March Mad-…errr…Sadness
As we watched Kentucky’s uber-talented squad lose to WVU tonight, I was exchanging texts with a highly intelligent buddy. We both agreed that this year’s tournament marked the year that youth basketball’s ills finally surfaced on the court. Not the courtroom, where they’ve been for years, but on the court broadcasted into our respective living rooms.
Scrappy Butler University defeated a more talented Kansas State team. The same holds true for the above-mentioned contest. It’s also why Michigan State will defeat Tennessee tomorrow. The Duke-Baylor game is an anomaly.
Like MSU, Butler’s team consists of kids who need to win as part of their character. Winning defines them because their physical tools are great, but not of the NBA’s traditional ilk. That’s why I respect the hell outta them.

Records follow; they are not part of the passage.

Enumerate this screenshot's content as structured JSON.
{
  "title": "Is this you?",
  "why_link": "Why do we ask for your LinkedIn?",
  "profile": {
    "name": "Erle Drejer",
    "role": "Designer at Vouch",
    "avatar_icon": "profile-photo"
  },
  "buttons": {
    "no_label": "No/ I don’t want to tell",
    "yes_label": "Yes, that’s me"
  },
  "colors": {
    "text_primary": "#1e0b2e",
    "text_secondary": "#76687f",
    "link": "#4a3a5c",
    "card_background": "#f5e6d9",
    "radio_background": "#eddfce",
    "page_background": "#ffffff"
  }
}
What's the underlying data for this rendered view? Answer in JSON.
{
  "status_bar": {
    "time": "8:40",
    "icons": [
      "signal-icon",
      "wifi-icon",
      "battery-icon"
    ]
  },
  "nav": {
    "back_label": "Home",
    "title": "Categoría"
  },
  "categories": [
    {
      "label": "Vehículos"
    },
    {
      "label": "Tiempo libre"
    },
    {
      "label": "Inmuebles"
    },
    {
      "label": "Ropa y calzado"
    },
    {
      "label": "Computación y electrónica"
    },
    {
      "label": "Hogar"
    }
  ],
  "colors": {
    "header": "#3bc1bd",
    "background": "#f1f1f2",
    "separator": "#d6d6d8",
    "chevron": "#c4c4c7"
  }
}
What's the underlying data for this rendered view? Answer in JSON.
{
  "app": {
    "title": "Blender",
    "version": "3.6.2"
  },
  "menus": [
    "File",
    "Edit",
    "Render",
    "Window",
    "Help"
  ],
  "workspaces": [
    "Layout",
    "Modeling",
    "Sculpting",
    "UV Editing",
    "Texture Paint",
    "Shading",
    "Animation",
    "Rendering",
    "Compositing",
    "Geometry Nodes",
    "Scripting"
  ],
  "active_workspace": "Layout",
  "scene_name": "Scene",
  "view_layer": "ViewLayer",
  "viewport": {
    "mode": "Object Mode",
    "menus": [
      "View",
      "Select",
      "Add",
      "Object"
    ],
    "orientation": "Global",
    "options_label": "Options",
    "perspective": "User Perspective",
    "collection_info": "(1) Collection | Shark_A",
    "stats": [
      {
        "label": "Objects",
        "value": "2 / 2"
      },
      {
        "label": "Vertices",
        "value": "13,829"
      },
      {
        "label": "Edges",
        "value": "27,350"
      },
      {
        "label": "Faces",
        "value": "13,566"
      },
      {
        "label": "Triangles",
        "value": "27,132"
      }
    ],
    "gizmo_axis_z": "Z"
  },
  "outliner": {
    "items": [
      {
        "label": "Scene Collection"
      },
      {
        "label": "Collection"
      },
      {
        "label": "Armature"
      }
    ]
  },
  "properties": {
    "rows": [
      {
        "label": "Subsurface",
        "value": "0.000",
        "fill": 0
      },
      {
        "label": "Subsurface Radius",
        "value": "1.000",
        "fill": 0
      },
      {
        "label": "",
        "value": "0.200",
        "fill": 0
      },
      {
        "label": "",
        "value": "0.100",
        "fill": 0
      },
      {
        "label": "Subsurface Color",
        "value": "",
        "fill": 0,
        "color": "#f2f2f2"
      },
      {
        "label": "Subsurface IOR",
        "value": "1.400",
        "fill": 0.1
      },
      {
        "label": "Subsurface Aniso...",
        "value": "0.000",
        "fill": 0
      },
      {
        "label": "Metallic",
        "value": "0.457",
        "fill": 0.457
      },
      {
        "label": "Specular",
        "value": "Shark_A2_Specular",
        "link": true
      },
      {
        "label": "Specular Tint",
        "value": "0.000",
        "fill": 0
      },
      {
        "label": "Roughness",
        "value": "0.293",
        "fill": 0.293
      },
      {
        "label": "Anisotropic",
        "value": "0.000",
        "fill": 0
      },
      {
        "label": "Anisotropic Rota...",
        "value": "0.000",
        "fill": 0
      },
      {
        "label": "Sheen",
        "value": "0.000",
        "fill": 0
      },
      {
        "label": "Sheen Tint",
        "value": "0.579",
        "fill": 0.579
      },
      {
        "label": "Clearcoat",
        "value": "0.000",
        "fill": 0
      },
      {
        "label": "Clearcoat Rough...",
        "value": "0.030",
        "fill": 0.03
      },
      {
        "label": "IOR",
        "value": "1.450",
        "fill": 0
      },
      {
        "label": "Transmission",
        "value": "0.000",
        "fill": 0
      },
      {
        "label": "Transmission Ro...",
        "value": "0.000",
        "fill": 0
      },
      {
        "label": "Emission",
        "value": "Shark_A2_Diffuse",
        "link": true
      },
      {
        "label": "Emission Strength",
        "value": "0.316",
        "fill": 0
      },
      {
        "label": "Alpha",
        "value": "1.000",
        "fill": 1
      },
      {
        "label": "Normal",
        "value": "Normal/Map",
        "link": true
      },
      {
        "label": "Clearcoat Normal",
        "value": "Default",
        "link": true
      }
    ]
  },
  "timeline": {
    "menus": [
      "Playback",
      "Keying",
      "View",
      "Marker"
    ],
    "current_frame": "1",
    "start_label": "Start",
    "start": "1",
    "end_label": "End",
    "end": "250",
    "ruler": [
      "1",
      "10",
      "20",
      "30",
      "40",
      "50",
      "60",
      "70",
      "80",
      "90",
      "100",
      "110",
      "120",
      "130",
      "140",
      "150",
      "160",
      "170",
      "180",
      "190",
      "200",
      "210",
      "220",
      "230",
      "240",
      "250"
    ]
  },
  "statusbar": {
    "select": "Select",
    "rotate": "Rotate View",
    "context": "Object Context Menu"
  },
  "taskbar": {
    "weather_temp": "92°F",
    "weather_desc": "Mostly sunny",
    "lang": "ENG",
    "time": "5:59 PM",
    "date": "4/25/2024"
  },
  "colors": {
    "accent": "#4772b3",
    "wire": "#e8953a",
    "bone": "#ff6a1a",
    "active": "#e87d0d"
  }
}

To win, it requires a know-how combined with a level of determination cultivated by loses. And when your physical talents are so superior at such an early age - like Kentucky’s starting 5 - winning isn’t something that’s learned. It just happens. Because when you’re a tween, or teen, winning is almost always the result of being physically supreme, but as these players enter their early 20s, the importance of mental talent grows and evens out the playing field. Thus, Michigan State, Butler, and teams built like them will - from now on - defeat richly talented teams like Kentucky whose players never learned to win.
As many athletes are told, the need to win is vastly different from the want to win. And needing to win is an attribute usually instilled in competitors who have lost, sometimes frequently, and work harder to not just improvie their personal performances, but to win contests - any contest, but especially when it counts.
For actors, bankers, lawyers, entrepreneurs, and anyone striving for success, the need to win - to achieve - is greatest when failure has been felt often. Loses have to be personal. They have to count. As an investor, or observer of life, you bet on the entity that has lost many times, often in heartbreaking fashion, but that has constantly learned and added fuel to a fire. The supremely talented folk that hasn’t been tested is bound to fail and shatter if such failure is encountered after too many victories.